Standing near the scene where someone allegedly shot at a cop the other day, mayoral candidate Henry Fernandez called for taking community policing to the next level — to keep everyone safer.
“It is a threat to all of us whenever anyone is shot, and particularly when anyone shoots at a police officer,” Fernandez said at a Monday afternoon press conference outside Van Dome on Hamilton Avenue. “It puts all of us at risk.” A suspected armed robber allegedly shot at New Haven police Officer Leonard Soto, who was chasing him on the street while working an extra-duty job at the club last weekend.
Fernandez called the press conference in response to a stretch of six shootings across town over the last nine days, including two murders and several others that could easily have ended up as murders.
“Part of my job as mayor is to make sure all police officers get home safely to their families,” Fernandez said at his press conference. (Click here to read his crime platform.)
In the interest of keeping everyone safe, Fernandez laid out a four-pronged approach for building on the initial steps taken under New Haven’s revived community-policing effort:
• Draw on a new body of policing ideas known as “legitimacy,” with an emphasis on positive everyday interactions between cops and citizens — how quickly calls are returned, for instance — to build trust with the public. (Read more about that here.) “Legitimacy ensures that residents will be more likely to be partners, joining block watches, calling 911 when they see a crime, and acting as witnesses to crime,” Fernandez argued.

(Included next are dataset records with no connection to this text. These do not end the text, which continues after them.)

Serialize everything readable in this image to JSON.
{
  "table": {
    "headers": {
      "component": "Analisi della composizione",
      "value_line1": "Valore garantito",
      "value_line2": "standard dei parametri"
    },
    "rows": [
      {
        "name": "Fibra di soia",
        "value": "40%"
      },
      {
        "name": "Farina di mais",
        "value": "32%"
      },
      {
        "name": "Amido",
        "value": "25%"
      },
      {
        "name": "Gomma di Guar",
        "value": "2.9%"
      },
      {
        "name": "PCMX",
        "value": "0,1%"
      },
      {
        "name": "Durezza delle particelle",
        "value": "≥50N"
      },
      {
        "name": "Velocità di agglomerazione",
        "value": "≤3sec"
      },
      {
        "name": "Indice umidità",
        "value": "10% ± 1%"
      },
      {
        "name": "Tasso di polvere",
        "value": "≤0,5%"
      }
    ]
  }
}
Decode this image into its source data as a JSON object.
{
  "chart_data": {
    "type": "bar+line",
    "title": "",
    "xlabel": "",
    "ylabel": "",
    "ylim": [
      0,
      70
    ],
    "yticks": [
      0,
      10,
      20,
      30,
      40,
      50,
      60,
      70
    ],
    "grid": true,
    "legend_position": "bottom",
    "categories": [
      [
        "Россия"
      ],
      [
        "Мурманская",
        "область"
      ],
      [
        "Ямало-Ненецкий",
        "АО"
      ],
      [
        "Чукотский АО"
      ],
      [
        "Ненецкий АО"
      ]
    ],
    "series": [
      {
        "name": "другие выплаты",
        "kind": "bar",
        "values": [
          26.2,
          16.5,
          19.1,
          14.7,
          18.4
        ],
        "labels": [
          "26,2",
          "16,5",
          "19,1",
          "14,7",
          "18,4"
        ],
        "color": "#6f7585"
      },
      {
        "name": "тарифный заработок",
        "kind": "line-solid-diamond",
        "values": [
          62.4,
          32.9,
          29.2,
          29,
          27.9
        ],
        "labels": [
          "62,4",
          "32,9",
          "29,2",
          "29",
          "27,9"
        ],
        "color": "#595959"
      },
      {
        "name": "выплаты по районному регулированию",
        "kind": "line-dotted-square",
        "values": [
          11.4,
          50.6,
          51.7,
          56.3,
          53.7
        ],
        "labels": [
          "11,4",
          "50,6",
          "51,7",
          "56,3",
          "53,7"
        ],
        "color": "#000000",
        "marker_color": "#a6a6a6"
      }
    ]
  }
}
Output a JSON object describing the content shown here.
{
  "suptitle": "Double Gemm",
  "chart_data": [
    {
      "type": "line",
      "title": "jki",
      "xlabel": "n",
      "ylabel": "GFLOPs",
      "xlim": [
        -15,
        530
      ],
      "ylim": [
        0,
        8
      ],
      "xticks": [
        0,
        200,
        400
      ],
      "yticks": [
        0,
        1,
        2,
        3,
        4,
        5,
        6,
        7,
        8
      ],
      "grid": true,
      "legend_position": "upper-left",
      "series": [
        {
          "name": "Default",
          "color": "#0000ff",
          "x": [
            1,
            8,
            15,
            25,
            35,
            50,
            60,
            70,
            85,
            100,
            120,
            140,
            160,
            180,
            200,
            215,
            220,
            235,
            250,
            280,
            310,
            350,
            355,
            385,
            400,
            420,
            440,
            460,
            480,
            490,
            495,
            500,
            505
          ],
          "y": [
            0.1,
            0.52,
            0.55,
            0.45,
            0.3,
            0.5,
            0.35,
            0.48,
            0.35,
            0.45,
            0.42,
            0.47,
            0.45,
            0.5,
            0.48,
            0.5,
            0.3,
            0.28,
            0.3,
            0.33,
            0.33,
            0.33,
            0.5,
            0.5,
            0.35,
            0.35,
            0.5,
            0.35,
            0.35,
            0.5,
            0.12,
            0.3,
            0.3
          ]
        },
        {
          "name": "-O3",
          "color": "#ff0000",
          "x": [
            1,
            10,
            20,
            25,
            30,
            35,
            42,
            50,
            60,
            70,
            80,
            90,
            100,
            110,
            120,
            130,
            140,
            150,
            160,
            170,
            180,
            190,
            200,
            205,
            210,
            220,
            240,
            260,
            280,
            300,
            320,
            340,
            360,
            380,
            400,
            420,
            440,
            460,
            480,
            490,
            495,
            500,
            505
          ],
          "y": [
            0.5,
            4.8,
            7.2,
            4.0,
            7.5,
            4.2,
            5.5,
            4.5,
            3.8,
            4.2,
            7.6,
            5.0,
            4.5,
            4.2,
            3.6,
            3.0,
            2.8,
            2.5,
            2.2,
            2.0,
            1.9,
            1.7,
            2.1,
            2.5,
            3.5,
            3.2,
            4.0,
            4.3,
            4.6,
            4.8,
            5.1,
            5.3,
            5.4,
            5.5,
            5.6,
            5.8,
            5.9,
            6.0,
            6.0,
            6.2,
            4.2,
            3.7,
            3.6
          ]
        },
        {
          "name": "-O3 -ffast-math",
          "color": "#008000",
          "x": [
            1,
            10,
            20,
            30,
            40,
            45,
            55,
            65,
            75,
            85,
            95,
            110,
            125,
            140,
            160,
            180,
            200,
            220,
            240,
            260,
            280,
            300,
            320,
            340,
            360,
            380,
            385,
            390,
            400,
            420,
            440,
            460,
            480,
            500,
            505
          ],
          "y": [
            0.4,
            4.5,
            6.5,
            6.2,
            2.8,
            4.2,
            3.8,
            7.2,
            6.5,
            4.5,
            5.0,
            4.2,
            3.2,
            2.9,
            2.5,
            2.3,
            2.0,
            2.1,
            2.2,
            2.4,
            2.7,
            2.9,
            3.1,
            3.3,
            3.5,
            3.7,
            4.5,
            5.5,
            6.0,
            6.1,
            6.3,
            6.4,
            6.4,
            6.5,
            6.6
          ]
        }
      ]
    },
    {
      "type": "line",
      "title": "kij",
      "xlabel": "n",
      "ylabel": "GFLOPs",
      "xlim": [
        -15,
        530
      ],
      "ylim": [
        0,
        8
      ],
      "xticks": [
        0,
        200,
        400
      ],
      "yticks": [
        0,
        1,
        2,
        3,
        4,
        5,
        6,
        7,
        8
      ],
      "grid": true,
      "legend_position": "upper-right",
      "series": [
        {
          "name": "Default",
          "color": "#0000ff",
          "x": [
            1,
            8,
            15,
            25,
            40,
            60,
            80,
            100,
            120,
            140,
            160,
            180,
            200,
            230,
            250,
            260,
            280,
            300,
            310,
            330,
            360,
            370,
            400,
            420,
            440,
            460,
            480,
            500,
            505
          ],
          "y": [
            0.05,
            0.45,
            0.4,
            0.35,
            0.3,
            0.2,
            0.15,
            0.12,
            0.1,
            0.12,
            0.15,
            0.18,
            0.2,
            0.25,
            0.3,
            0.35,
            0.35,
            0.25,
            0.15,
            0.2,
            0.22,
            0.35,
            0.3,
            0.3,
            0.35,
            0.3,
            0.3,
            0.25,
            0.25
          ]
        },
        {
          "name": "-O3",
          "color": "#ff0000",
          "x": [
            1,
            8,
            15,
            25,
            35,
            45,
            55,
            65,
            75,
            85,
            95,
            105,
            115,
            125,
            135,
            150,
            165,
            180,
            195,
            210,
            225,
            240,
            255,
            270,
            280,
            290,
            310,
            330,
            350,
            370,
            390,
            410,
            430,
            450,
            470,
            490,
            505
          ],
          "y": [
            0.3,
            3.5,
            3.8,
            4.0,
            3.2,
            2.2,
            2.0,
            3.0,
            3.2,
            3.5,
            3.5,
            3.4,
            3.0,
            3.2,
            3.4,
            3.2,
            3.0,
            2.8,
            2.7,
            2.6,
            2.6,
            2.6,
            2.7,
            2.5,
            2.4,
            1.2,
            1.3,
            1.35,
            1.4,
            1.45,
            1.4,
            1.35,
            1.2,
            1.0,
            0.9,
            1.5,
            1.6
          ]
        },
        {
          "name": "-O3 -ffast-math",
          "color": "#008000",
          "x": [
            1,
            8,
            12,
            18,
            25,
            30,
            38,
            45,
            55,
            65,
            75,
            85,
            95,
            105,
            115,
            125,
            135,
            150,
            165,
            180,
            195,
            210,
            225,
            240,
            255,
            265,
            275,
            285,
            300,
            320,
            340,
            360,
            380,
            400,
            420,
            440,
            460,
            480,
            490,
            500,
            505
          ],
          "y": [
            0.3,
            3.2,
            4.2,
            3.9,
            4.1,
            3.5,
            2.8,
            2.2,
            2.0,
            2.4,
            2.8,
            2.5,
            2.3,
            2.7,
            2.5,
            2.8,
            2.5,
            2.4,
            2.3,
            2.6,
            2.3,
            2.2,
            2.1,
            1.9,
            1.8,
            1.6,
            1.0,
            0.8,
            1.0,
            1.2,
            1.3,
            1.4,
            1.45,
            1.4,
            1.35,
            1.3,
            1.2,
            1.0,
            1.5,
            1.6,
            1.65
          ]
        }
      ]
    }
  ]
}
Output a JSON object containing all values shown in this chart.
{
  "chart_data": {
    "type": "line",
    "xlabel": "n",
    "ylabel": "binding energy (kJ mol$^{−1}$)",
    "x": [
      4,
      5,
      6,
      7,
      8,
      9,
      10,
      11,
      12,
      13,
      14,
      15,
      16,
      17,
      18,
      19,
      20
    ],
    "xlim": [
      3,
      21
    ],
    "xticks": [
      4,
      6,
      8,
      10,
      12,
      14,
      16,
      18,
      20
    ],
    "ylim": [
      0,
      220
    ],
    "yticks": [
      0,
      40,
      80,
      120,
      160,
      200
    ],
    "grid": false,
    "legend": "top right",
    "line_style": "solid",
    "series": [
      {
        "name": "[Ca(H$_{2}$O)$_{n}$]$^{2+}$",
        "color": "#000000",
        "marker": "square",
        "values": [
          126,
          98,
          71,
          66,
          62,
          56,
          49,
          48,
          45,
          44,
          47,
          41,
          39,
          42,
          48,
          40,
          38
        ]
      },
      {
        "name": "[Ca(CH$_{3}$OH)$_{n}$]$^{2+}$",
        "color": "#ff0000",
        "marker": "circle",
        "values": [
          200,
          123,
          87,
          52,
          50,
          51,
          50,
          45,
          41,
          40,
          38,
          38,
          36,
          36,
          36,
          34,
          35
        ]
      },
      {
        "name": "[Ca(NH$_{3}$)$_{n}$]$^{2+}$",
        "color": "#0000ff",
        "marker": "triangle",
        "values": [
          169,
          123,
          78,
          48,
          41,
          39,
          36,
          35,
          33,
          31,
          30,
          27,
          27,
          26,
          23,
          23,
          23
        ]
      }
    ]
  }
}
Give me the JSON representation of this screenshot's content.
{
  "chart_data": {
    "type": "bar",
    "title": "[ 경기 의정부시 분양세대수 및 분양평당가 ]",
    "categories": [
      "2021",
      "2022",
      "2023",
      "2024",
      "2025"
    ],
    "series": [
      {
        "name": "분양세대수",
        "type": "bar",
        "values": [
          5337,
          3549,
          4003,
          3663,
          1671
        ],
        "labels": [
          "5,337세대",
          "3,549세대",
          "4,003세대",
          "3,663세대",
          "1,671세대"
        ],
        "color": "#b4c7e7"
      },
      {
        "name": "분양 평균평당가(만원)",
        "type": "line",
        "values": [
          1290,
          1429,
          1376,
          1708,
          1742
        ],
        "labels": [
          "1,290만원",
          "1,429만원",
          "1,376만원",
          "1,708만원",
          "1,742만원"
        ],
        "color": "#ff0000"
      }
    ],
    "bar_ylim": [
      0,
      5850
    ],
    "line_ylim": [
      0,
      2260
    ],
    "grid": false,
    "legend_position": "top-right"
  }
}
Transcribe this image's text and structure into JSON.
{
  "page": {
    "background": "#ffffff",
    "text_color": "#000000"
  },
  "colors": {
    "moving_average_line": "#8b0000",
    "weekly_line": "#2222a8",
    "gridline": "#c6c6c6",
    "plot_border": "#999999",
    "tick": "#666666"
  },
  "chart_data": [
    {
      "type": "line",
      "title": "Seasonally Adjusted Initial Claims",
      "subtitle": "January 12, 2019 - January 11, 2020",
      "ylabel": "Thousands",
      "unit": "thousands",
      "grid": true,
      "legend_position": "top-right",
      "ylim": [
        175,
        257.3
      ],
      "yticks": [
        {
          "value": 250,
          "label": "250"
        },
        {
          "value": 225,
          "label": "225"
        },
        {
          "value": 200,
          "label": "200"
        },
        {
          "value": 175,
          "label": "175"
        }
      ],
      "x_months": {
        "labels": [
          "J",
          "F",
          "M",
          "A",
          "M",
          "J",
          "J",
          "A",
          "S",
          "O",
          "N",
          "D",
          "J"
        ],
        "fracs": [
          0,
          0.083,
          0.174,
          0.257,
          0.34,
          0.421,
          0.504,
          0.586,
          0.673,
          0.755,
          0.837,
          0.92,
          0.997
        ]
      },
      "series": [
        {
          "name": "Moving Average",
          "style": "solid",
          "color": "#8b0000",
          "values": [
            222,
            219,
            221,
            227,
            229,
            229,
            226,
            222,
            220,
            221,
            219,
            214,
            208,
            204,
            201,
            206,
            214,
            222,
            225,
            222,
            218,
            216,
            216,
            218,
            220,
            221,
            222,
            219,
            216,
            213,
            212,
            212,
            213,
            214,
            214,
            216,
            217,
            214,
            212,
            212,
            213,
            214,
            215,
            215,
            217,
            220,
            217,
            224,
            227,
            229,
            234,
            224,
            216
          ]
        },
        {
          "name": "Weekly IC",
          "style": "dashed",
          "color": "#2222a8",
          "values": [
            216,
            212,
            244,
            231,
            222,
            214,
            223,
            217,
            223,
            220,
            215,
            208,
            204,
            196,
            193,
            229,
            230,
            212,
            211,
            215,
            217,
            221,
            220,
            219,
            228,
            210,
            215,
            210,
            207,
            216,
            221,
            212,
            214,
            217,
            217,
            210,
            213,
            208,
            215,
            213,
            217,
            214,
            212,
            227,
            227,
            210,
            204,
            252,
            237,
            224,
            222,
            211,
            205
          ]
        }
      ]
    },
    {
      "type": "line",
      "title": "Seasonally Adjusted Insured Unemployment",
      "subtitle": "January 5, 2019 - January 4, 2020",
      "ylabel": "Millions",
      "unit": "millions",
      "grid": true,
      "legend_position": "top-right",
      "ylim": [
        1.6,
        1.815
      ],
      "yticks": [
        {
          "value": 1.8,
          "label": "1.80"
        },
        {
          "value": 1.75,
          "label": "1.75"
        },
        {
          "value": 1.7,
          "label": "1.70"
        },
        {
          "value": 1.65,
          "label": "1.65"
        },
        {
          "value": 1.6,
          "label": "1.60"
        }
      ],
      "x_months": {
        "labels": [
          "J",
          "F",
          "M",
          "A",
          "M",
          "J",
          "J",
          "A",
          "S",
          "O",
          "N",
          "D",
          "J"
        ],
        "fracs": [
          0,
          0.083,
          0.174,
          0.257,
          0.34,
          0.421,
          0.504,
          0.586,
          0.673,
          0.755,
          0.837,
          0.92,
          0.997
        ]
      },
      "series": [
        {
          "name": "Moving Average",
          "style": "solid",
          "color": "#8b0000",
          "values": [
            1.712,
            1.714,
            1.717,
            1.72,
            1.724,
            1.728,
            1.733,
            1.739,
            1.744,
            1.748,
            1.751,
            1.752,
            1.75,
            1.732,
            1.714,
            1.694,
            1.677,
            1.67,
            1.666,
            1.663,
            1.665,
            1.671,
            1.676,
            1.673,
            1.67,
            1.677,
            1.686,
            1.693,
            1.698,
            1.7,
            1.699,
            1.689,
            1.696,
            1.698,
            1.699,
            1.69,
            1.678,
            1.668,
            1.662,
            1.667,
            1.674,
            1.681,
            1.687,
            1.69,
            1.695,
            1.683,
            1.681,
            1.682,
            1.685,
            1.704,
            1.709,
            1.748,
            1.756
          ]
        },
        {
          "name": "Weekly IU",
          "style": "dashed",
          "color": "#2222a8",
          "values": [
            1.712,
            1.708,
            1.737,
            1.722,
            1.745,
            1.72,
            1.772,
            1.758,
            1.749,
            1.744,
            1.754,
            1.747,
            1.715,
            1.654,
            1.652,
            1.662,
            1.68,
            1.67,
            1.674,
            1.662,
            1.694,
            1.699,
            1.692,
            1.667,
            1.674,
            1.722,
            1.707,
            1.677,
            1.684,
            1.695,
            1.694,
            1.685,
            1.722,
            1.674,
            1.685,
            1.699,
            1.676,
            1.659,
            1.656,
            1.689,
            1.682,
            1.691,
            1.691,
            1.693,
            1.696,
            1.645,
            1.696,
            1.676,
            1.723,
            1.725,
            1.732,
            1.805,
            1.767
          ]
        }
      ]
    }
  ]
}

• Focus more on “prison re-entry” by working with the state and not-for-profits “long before” people come out of jail to “help them find housing, reconnect with families, get into job-training programs, and start on a path to further education.”
• Reopen a “full-service community center” in Dixwell and Newhallville (along the lines of the shuttered Q House), keeping “at least one school building … open through the evening during the school year” for youth programs in each neighborhood, and ensuring teens have summer jobs.
• Stop the state from bringing Keno to town. (Read about that here.)